Hmmm. Interesting. Possible lease strategy here.

How long ago was this? I suppose BMWFS can change their rules at any time.


----------



## gpan (Nov 11, 2015)

TXPearl said:


> Hmmm. Interesting. Possible lease strategy here.


You got me thinking.. I can think of a couple of scenarios where using this 6 month extension might help financially

1) In the rare scenarios where a 24 month lease is cheaper than 36 month (7 series residuals for december yielded this scenario, for example), a 24+6 month lease might be a better alternative to a more expensive 36 month lease
2) These extensions can be used to time the next lease to fall into timeframes that are better for leasing - like december..

Anything else I missed?


----------



## djsaad1 (Sep 3, 2012)

gpan said:


> You got me thinking.. I can think of a couple of scenarios where using this 6 month extension might help financially
> 
> 1) In the rare scenarios where a 24 month lease is cheaper than 36 month (7 series residuals for december yielded this scenario, for example), a 24+6 month lease might be a better alternative to a more expensive 36 month lease
> 2) These extensions can be used to time the next lease to fall into timeframes that are better for leasing - like december..
> ...


Just quickly calculating different scenarios on a 7 series in December. It seems like it would take a $12k discount on the car for the 24 month to be a cheaper payment than the 36 month.

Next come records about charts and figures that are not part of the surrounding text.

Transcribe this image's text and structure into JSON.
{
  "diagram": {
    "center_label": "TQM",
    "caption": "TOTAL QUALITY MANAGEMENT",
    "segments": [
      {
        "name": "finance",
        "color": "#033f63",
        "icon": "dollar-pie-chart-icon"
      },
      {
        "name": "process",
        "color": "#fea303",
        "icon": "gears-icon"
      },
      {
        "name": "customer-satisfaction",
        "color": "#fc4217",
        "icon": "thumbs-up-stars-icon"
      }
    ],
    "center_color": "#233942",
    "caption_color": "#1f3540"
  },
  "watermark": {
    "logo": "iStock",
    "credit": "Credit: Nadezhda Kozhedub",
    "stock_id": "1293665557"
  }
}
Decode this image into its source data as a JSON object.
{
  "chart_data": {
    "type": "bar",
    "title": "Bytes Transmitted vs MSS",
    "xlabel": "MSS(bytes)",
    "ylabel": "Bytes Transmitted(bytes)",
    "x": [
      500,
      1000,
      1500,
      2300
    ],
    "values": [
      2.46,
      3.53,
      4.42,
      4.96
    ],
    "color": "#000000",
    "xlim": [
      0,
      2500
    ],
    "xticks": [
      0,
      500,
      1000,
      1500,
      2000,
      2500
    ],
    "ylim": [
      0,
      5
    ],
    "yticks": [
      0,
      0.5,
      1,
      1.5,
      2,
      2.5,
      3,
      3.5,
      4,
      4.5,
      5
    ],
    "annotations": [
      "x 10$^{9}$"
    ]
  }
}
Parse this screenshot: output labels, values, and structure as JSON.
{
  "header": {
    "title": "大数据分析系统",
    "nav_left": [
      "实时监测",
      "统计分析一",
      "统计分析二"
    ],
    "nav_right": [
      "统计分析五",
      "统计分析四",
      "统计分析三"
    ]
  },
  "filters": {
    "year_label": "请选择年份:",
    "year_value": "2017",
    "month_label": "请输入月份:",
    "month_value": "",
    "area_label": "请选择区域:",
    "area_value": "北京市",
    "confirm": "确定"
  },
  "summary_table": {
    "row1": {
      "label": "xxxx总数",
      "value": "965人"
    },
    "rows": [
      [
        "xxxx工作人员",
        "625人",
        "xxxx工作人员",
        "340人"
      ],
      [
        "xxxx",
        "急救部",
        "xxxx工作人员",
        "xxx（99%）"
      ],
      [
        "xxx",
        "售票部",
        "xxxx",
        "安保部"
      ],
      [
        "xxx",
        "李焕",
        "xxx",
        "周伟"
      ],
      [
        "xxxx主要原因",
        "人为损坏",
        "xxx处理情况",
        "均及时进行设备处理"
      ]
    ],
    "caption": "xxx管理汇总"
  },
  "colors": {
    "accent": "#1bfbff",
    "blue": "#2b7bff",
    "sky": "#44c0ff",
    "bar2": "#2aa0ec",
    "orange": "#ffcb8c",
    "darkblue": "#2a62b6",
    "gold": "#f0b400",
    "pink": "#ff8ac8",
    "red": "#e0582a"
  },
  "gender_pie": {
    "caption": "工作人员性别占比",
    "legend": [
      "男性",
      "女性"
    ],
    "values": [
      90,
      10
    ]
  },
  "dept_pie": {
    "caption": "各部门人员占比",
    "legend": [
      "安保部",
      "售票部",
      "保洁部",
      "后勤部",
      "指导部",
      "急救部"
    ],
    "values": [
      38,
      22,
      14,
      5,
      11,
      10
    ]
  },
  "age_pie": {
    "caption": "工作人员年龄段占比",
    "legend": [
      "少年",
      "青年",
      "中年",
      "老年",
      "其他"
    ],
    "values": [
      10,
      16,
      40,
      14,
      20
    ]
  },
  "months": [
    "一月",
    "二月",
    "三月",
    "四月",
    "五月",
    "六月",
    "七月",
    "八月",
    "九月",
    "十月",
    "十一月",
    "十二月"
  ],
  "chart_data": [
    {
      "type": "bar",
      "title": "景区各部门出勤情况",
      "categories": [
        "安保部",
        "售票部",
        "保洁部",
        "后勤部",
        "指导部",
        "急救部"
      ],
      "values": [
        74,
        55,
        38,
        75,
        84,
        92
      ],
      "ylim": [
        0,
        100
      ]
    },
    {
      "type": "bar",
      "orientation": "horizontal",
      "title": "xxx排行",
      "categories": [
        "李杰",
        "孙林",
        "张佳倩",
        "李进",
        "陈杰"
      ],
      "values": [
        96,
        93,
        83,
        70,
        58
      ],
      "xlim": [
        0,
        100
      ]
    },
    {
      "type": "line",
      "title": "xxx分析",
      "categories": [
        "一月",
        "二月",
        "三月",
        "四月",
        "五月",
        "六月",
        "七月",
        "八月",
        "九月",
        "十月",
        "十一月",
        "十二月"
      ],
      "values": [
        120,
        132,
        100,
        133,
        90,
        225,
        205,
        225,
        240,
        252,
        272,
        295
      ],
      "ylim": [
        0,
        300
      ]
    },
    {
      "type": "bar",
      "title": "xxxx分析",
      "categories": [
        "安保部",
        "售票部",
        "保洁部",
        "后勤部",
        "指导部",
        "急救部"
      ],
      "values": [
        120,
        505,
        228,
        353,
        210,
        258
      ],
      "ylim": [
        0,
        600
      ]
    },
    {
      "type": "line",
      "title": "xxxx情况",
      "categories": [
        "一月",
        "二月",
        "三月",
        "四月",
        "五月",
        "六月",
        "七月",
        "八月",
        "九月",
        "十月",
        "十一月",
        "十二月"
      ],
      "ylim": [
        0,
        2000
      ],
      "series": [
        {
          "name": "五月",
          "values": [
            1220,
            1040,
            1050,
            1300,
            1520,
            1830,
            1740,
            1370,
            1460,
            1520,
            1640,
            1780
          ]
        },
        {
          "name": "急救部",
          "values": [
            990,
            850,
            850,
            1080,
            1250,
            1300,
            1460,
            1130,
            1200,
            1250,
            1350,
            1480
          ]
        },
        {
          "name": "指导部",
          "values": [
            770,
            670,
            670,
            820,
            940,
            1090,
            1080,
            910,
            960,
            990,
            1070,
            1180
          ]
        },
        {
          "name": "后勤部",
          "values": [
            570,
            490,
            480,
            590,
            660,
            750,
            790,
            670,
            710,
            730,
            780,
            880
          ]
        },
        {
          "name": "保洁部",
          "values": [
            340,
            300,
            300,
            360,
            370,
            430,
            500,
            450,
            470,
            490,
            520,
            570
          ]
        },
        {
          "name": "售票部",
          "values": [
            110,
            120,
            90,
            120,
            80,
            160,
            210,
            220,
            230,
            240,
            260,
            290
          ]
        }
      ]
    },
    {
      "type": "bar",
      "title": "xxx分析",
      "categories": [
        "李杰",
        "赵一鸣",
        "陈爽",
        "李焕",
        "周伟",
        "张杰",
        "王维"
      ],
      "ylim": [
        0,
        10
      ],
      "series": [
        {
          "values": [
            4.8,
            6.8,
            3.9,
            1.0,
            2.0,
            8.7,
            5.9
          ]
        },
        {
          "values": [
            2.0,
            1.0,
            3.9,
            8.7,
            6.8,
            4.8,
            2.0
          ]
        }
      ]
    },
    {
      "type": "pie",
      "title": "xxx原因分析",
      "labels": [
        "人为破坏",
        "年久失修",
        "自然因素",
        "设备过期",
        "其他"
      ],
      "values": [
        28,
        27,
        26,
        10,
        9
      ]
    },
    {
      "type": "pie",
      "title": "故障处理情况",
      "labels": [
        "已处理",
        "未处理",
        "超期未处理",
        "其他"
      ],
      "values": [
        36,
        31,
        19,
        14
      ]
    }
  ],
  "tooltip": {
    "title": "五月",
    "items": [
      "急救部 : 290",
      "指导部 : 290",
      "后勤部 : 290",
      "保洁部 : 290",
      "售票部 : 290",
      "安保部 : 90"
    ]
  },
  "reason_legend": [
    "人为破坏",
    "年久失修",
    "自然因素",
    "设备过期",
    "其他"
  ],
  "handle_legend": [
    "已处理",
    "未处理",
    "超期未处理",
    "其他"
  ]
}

Probably not the easiest discount to get on a car that was just released, but if you can get that, then yes 24 month plus 6 month extension would be a great value.


----------



## gpan (Nov 11, 2015)

djsaad1 said:


> Just quickly calculating different scenarios on a 7 series in December. It seems like it would take an $11k discount on the car for the 24 month to be a cheaper payment than the 36 month.
> 
> Probably not the easiest discount to get on a car that was just released, but if you can get that, then yes 24 month plus 6 month extension would be a great value.


I meant the 2015 7-ers which are heavily discounted..


----------